Thailand has the second-highest teenage pregnancy rate in Asean; obsolete and hypocritical attitudes are to blame
The new year brought fresh bad news concerning the high number of Thai teenage mothers. With 54 pregnancies for every 100,000 girls under 18, Thailand’s ratio of young mothers is second only to Laos in Southeast Asia. Needless to say, the ratio exceeds World Health Organisation guidelines. Did we see it coming? Perhaps. Had we done our best to pre-empt the problem? No.
There is no lack of evidence to suggest teenage pregnancy is a serious issue for Thailand. The 2013 National Statistics Office was just the latest reminder. A 2006 study showed that 43 per cent of young mothers in emergency homes were aged between 14 and 20, with another 34.7 per cent under 14. In 2010 the Health Ministry revealed that an estimated 700 Thais between 15 and 19 were getting pregnant every day, and half of them sought abortions. Despite almost a decade of warnings, the problem seems to be getting worse.
Stories of teen mothers make headlines only occasionally but create “moral panic” every time. The scandalised public soon forgets, though. The discovery of some 2,000 foetuses at Pai Ngern Temple in 2010, for example, made national news that brought an outcry over unwanted pregnancy among teens. Had policymakers and authorities followed up, the situation could have been improved.
The issue requires everyone’s attention because it affects not just young mothers and newborns but also society as a whole. To begin, we must stop living in denial.
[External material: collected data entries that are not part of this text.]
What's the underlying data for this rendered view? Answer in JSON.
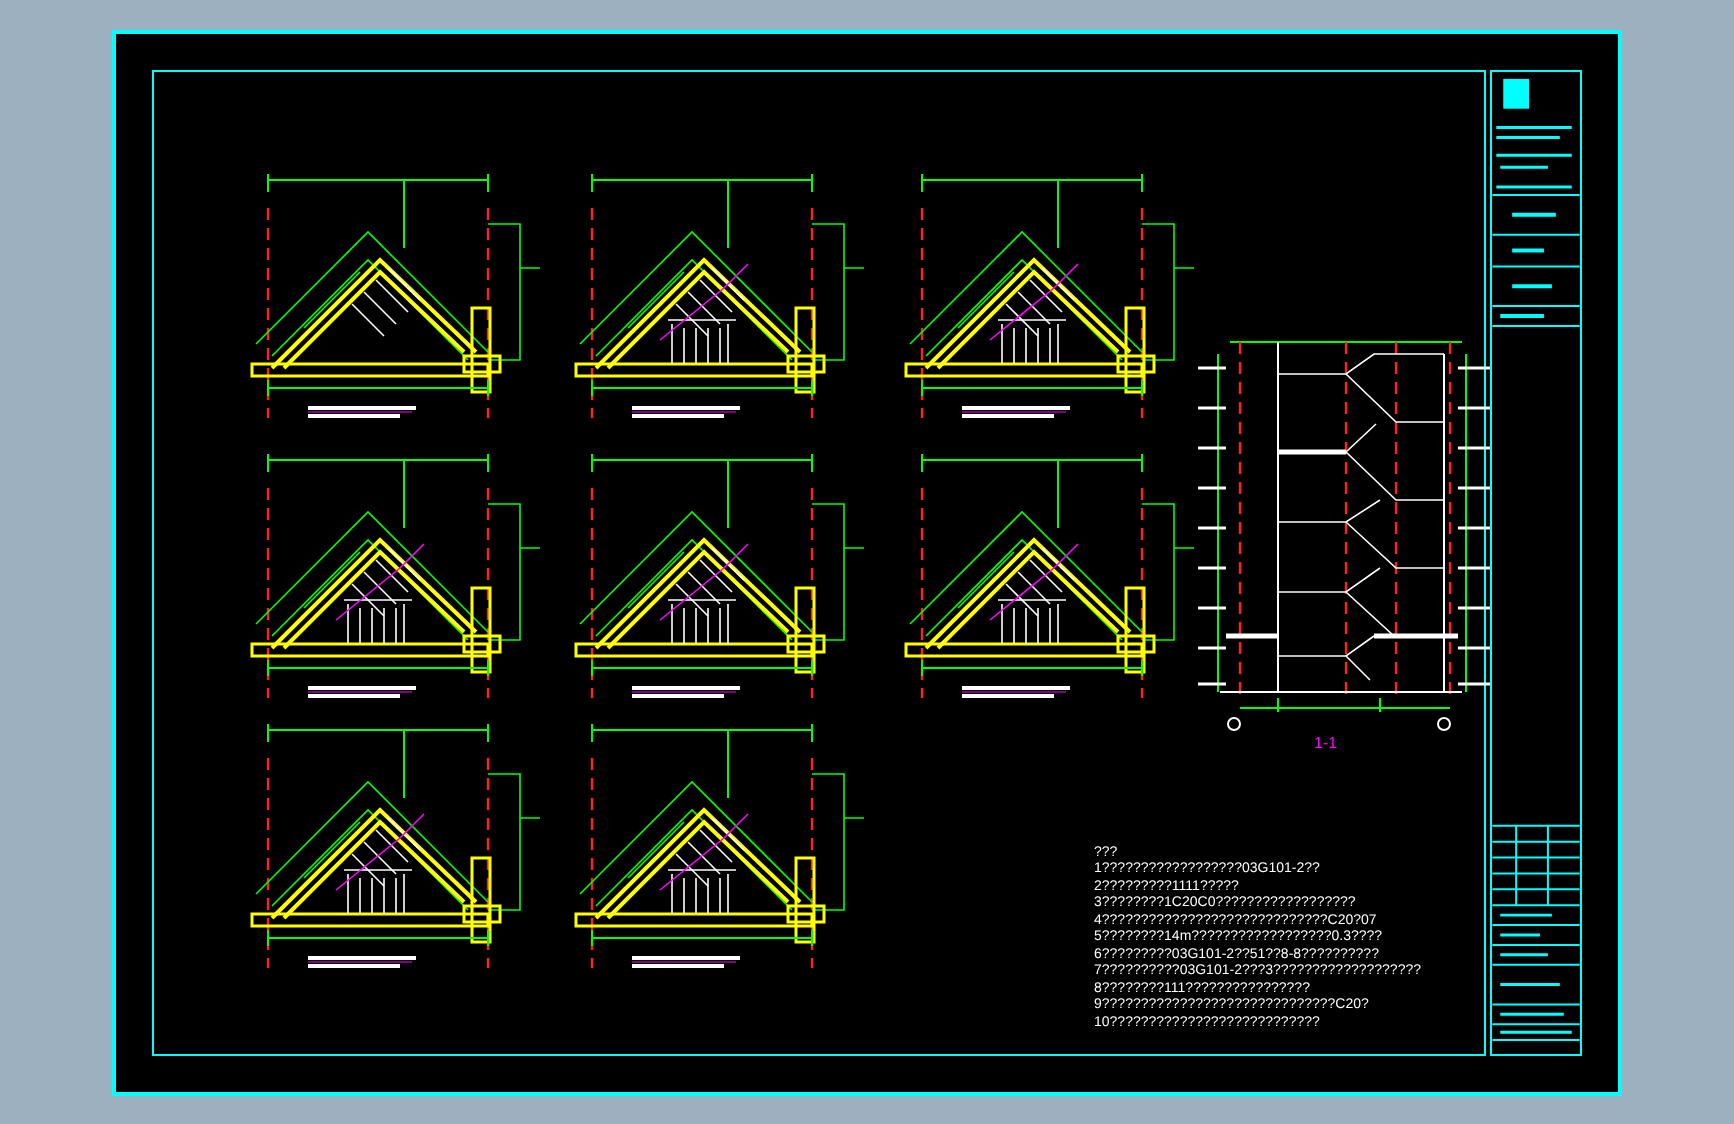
{
  "section": {
    "label": "1-1"
  },
  "notes": [
    "???",
    "1??????????????????03G101-2??",
    "2?????????1111?????",
    "3????????1C20C0??????????????????",
    "4?????????????????????????????C20?07",
    "5????????14m??????????????????0.3????",
    "6?????????03G101-2??51??8-8??????????",
    "7??????????03G101-2???3???????????????????",
    "8????????111????????????????",
    "9??????????????????????????????C20?",
    "10???????????????????????????"
  ]
}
The issue should be discussed openly and thoroughly, not swept under a rug with the “taboos” of abortion and prostitution.
We can learn from neighbours like Malaysia and Indonesia, whose readiness to admit a problem and take action has seen their teen pregnancy rates fall sharply. We must do the same.
Sex is still considered “dirty”, something that adults seldom discuss openly with each other, let alone with their kids. Alcohol and drugs are often blamed for causing unwanted pregnancies among teens, but more significant is that youngsters lack basic knowledge about sex. Authorities and the media rarely portray the issue in a positive light, preferring sensationalised and judgmental stories about, for example, teens planning to have sex on St Valentine’s Day.
Neither do schools provide much guidance. Thai sex education is either hypocritical or obsolete, left behind in an age when youngsters can see anything they want via the Internet. Guidance offered by campaigns such as Khoo Mue Wai Sai and Yued Ok Pok Tung (Proudly Carrying Condoms) were viewed by many adults as promoting sexual activity.
The fact is that Thai teens have always been sexually active. Our choice is to teach them to take responsibility and protect themselves, or to keep sex a taboo topic and never talk about it. The answer is plain from the alarming statistics.
It is time for our policymakers to rethink sex education. Teenagers deserve better guidance, and related agencies must summon the political will to provide it. Our obsolete and often hypocritical mindset, if anything, worsens the situation. No single sector of society is to blame. It is time we stopped pointing fingers and came up with a comprehensive action plan that tackles this scourge on society.